PWRDWNSYS OPTION(*IMMED) RESTART(*YES)
When QPWRDWNLMT is greater than QENDJOBLMT, the system will end your jobs with an IPL before your job’s SIGTERM processing had a chance to complete.
To end your subsystem in a controlled manner, where the system gives user jobs a specific amount of time to end, you would run the ENDSBS command this way.
ENDSBS SBS(QINTER) OPTION(*CNTRLD) DELAY(time_in_seconds)
A controlled subsystem end is specified by entering *CNTRLD in the How to end parameter (OPTION). Controlled subsystem ending allows your jobs a specific amount of time to end before they are terminated. Like an immediate end, jobs that have signal handling procedures are sent a SIGTERM signal, but all other subsystem jobs are given the amount of time listed in DELAY to end before the subsystem completes processing for them.

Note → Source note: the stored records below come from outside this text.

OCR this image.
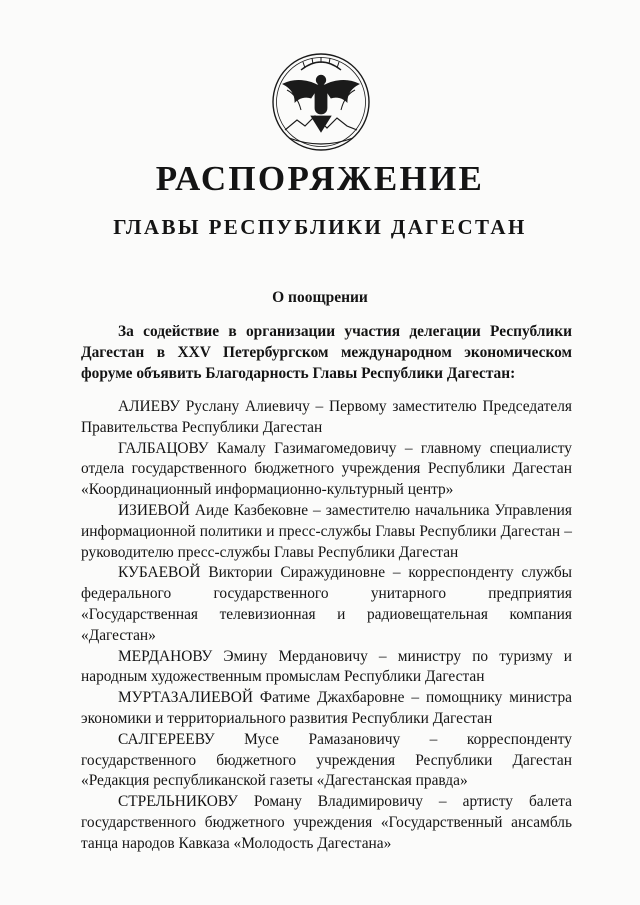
РАСПОРЯЖЕНИЕ
ГЛАВЫ РЕСПУБЛИКИ ДАГЕСТАН
О поощрении

За содействие в организации участия делегации Республики Дагестан в XXV Петербургском международном экономическом форуме объявить Благодарность Главы Республики Дагестан:

АЛИЕВУ Руслану Алиевичу – Первому заместителю Председателя Правительства Республики Дагестан

ГАЛБАЦОВУ Камалу Газимагомедовичу – главному специалисту отдела государственного бюджетного учреждения Республики Дагестан «Координационный информационно-культурный центр»

ИЗИЕВОЙ Аиде Казбековне – заместителю начальника Управления информационной политики и пресс-службы Главы Республики Дагестан – руководителю пресс-службы Главы Республики Дагестан

КУБАЕВОЙ Виктории Сиражудиновне – корреспонденту службы федерального государственного унитарного предприятия «Государственная телевизионная и радиовещательная компания «Дагестан»

МЕРДАНОВУ Эмину Мердановичу – министру по туризму и народным художественным промыслам Республики Дагестан

МУРТАЗАЛИЕВОЙ Фатиме Джахбаровне – помощнику министра экономики и территориального развития Республики Дагестан

САЛГЕРЕЕВУ Мусе Рамазановичу – корреспонденту государственного бюджетного учреждения Республики Дагестан «Редакция республиканской газеты «Дагестанская правда»

СТРЕЛЬНИКОВУ Роману Владимировичу – артисту балета государственного бюджетного учреждения «Государственный ансамбль танца народов Кавказа «Молодость Дагестана»
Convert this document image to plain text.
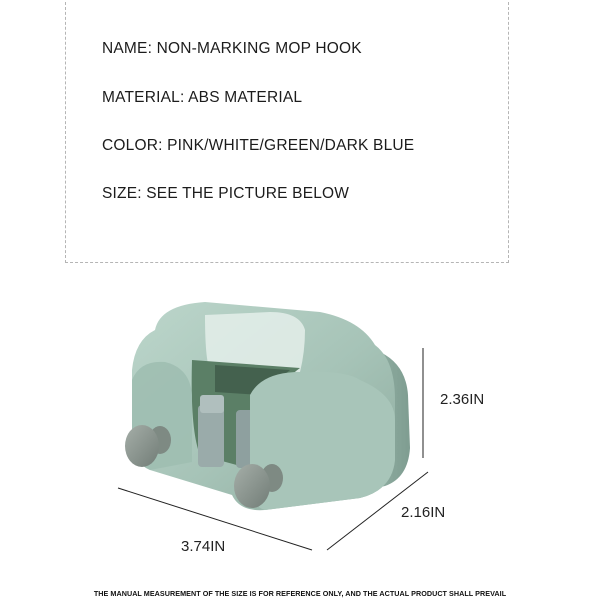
NAME: NON-MARKING MOP HOOK
MATERIAL: ABS MATERIAL
COLOR: PINK/WHITE/GREEN/DARK BLUE
SIZE: SEE THE PICTURE BELOW
2.36IN
2.16IN
3.74IN
THE MANUAL MEASUREMENT OF THE SIZE IS FOR REFERENCE ONLY, AND THE ACTUAL PRODUCT SHALL PREVAIL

The default value for DELAY is *NOLIMIT, which means that no new jobs can enter the subsystem and the subsystem will terminate after all of its jobs have ended. While this is a nice clean way to end both your jobs and your subsystem, it could result in a subsystem that never goes down if you have a job that refuses to end after receiving a SIGTERM signal. However, this feature is perfect for ending batch subsystems after all their current jobs finish processing.
About Our Testing Environment
All configurations described in this article were tested on an i5 box running i5/OS V5R3. The QENDJOBLMT system value is only available in i5/OS V5R3 and V5R4 but it can be implemented with a data area in i5/OS V5R2 and V5R1.